ʻOhana is Connection – Dr. Randy Kosaki, Chief Scientist NOAA

Perhaps it was the scuba diving lessons Dr. Randy Kosaki took in his youth that sparked his curiosity and awe for the ocean. Or maybe it was his adoptive parents, both university professors, who encouraged his passions and introduced him to science. Either way, Randy has always been drawn to the ocean, just like his long-lost, recently united half-sister Kimi Werner. “We both found our way to the ocean and made a lifelong passion out of it,” Randy says. “We love to dive and we want to dive, but mostly, we have to dive. It’s part of having salt in your veins and it’s such a part of our existence.” Today, Randy is the National Oceanic & Atmospheric Administration’s Deputy Superintendent of the Papahānaumokuākea Marine National Monument, specializing in research on coral reef fish ecology and coral ecosystems in the Northwest Hawaiian Islands. And just like Kimi, his connection to the ocean has led him to advocate for environment and marine conservation to protect the remaining wild places on there, as well as help communities better manage their precious marine resources. We caught up with him to talk fish, family, and, of course, diving.

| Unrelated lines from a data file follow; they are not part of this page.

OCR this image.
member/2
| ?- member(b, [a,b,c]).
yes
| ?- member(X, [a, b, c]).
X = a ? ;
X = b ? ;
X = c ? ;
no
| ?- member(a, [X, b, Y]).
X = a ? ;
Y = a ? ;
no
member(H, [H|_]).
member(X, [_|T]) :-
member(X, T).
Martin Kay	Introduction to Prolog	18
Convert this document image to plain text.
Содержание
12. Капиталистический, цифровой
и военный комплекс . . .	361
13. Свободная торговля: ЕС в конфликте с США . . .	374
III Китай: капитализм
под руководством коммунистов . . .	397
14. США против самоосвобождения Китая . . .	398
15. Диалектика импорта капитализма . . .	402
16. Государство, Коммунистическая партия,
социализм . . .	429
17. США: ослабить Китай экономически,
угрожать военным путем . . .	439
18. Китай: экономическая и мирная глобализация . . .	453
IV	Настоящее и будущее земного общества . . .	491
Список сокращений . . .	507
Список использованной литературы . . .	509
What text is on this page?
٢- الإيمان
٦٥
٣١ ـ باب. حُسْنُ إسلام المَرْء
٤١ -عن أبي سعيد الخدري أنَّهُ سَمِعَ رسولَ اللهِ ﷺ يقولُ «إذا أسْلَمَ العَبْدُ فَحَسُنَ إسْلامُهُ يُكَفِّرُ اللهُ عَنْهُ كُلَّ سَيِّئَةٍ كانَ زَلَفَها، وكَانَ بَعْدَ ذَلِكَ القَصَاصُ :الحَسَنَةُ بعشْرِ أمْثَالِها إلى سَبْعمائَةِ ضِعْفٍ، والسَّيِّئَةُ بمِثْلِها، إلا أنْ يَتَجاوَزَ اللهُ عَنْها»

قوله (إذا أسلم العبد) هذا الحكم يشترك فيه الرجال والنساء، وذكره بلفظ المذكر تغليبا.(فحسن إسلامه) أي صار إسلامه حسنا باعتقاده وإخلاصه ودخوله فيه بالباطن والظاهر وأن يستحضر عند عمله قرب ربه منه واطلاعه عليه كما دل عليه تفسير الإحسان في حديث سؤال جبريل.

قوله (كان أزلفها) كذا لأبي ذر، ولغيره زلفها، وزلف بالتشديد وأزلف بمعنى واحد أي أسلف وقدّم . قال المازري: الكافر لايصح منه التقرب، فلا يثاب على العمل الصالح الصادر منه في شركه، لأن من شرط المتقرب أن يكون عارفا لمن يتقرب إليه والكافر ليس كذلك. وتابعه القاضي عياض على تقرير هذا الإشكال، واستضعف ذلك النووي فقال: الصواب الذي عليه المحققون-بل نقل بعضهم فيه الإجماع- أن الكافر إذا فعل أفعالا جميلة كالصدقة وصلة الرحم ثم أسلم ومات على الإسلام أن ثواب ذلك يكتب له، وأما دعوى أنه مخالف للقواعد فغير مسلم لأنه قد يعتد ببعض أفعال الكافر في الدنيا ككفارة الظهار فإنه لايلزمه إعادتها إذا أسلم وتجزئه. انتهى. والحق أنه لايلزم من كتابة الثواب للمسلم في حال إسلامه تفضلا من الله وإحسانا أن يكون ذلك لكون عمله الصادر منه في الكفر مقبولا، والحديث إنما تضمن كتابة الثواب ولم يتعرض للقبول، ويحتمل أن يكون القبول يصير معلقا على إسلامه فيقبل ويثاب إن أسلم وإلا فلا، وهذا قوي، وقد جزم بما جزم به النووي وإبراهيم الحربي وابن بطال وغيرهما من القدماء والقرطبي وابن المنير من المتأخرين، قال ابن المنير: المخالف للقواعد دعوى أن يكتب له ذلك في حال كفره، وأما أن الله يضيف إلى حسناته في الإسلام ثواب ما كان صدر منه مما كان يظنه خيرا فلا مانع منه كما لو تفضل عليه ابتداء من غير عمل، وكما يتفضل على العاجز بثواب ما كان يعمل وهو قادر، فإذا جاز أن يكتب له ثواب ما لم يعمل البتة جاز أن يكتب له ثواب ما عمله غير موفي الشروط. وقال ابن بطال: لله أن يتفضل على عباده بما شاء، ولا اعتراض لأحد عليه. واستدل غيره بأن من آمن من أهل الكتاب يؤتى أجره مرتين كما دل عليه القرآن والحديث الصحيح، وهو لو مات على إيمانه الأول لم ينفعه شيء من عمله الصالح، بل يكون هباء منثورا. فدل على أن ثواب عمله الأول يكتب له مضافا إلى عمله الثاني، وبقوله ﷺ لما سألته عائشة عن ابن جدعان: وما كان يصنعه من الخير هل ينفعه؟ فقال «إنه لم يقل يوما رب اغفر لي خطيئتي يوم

Is it the fishing or the science that keeps you near the ocean?


Fishing is my first love. If I had to choose one, fisherman or scientist, I would have to say I’m a fisherman, but I don’t see the two as mutually exclusive at all. The best fishermen are good conservationists. They don’t overfish their fishing grounds, just as the best scientists are for marine conservation, but not in an effort to shut down fishing. They view these large marine protected areas as fishing enhancement tools.

And now you’re researching rare fish in Papahānaumokuākea Marine National Monument, one of those pristine marine environments in the world. How does that feel to reach this pinnacle in life?

It’s been so significant to be a part of the creation of the National Monument, to be a small part of creating one of the biggest marine protected areas in the world. It’s a legacy project in a professional and personal way. The more research we do, the more exploration we do, the more unique things we find that are only found in Hawai‘i or the Northwest Hawaiian Islands, and all of the science after the creation of the monument supports the initial action of creating it in the first place. We are diving deeper than most people ever get to go, so it’s not surprising that most of what we find is completely new to science. It’s exploration in the old school sense, and research, and cutting-edge science all rolled up into one.


What was it like finding out you had a half-sister, Kimi Werner, and meeting her for the first time?


When I first met Kimi, I felt like I met a female version of myself, to the extent that we really are two sides of the same coin. I’m a conservation biologist who loves to fish. She’s a world-class fisherwoman with a world-class conservation ethic. And good conservation is what’s good for fisherman, so I almost felt like I met a different version of myself. Even though we grew up separately, that first night where we got together, I almost felt like I had known her my whole life. There’s something strange about that.

What a coincidence that, even though you only recently just met for the first time and were raised by completely different parents, you both hold such a strong passion for all things ocean.

I think Kimi and I are an interesting study in nature versus nurture. We were both nurtured, but we also have something innate that drove us to the ocean. I think it is a very strong role and it’s neither either-or. We all are the product of our genetics and our life experiences put together.